In connection with these experiences he presented his first solo exhibition at the Judson Gallery (1960) under the title of The street .In it he gathered figures and objects made with cheap materials (cloth, cardboard, paper), forming a unique evocation of the urban landscape.

A year later he exhibited The Store , a space crammed with facsimiles of food, clothing and other objects, made mainly of wire, plaster and fabric, and painted in bright colors.The intention of creating a mimetic realism was evident, but these products were more like their advertising images than themselves and the greatest novelty of the exhibition was the fact that it forced the viewer to literally get inside the work to be able to contemplate it.

From 1962 on, he introduced a substantial change in the way of reconstructing everyday objects and used for this purpose canvases filled with bast, so that their shapes were not stable, while at the same time increasing their sizes.The reconstruction of industrial objects with soft materials and on a scale that oversizes them perverts their material and functional nature and irreversibly modifies our awareness of them.

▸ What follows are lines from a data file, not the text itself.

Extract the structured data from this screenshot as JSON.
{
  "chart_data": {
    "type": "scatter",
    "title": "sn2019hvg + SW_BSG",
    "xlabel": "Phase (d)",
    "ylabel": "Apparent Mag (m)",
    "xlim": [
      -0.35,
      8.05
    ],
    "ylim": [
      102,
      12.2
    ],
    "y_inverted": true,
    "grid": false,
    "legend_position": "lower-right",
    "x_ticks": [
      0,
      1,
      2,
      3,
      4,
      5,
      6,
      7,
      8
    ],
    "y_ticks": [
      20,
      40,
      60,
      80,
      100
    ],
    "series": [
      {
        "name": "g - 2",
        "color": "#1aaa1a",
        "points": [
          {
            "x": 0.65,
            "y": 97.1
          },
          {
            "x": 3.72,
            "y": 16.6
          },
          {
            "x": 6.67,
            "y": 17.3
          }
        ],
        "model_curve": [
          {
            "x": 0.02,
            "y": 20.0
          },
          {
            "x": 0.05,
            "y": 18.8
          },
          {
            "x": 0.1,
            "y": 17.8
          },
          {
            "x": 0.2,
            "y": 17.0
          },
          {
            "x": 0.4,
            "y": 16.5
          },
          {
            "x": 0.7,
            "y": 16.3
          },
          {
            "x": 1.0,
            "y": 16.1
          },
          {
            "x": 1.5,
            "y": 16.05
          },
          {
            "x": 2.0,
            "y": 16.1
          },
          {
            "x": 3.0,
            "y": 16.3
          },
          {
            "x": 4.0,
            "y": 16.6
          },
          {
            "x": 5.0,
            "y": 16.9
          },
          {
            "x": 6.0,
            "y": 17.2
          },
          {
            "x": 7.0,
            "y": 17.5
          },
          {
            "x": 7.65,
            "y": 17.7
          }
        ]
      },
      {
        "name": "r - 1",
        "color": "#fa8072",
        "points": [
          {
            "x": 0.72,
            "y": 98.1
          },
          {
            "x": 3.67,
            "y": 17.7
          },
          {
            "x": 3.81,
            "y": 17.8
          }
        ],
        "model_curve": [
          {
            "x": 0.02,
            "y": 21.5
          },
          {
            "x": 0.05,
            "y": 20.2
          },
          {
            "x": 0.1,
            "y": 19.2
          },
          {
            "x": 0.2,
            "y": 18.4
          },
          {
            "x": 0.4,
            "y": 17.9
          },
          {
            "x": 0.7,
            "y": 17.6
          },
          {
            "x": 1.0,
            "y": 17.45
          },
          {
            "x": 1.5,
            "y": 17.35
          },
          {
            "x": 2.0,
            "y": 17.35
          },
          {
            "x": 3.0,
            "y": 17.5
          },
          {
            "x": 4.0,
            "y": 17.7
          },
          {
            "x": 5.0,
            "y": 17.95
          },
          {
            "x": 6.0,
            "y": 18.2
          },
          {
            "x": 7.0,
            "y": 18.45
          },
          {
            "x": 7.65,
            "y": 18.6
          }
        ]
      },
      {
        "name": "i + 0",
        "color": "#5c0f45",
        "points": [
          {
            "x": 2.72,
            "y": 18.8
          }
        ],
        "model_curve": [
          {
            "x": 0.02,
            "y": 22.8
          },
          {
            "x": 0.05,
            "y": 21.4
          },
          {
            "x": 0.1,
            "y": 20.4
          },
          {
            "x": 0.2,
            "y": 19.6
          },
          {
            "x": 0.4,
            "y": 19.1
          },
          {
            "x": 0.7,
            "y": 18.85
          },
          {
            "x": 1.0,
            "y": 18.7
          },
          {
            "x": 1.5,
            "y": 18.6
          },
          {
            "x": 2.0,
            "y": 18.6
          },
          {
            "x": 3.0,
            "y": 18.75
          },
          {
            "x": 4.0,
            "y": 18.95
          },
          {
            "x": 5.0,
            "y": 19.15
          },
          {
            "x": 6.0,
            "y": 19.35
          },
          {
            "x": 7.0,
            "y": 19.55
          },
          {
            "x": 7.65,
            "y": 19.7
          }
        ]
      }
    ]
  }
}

Bridge-spoon and strawberry (1988)

Gigantic and soft Swedish light switch (1962, Ludwig Museum, Cologne); Hamburger, polo shirt and price (1962, Carpenter Collection, New Canaam), Typewriter (1963-1964, Sonnabend Gallery, Paris), and Soft toilet (1966, Whitney Museum, New York), are good examples of this.The change from hard to soft is also an incitement to the touch, a way of endowing the sculpture with warmth, of wanting to make it closer to the observer, because with a soft object, says Oldenburg, a dialogue can be established, while rigidity builds a wall of indifference.

Later would come the monumentalization of everyday objects such as the Broken Button (1981, University of Pennsylvania, Philadelphia) or the great Pickaxe nailed in a garden in Kassel (1982).Starting in 1976, he collaborated with Coosje Van Brunggen on large-scale projects applied to urban engineering that constitute a true display of wit and irony.Only Oldenburg could design a bridge in the shapes of a bent screw or a spoon that supports an immense cherry of the most extraordinary of reds.

With these sculptures he wants to cause a displacement of the perception that we usually have of the objects that surround us.Because of his interest in the paradox, Oldenburg is closer to the original Dada or Surrealism than the rest of the pop artists.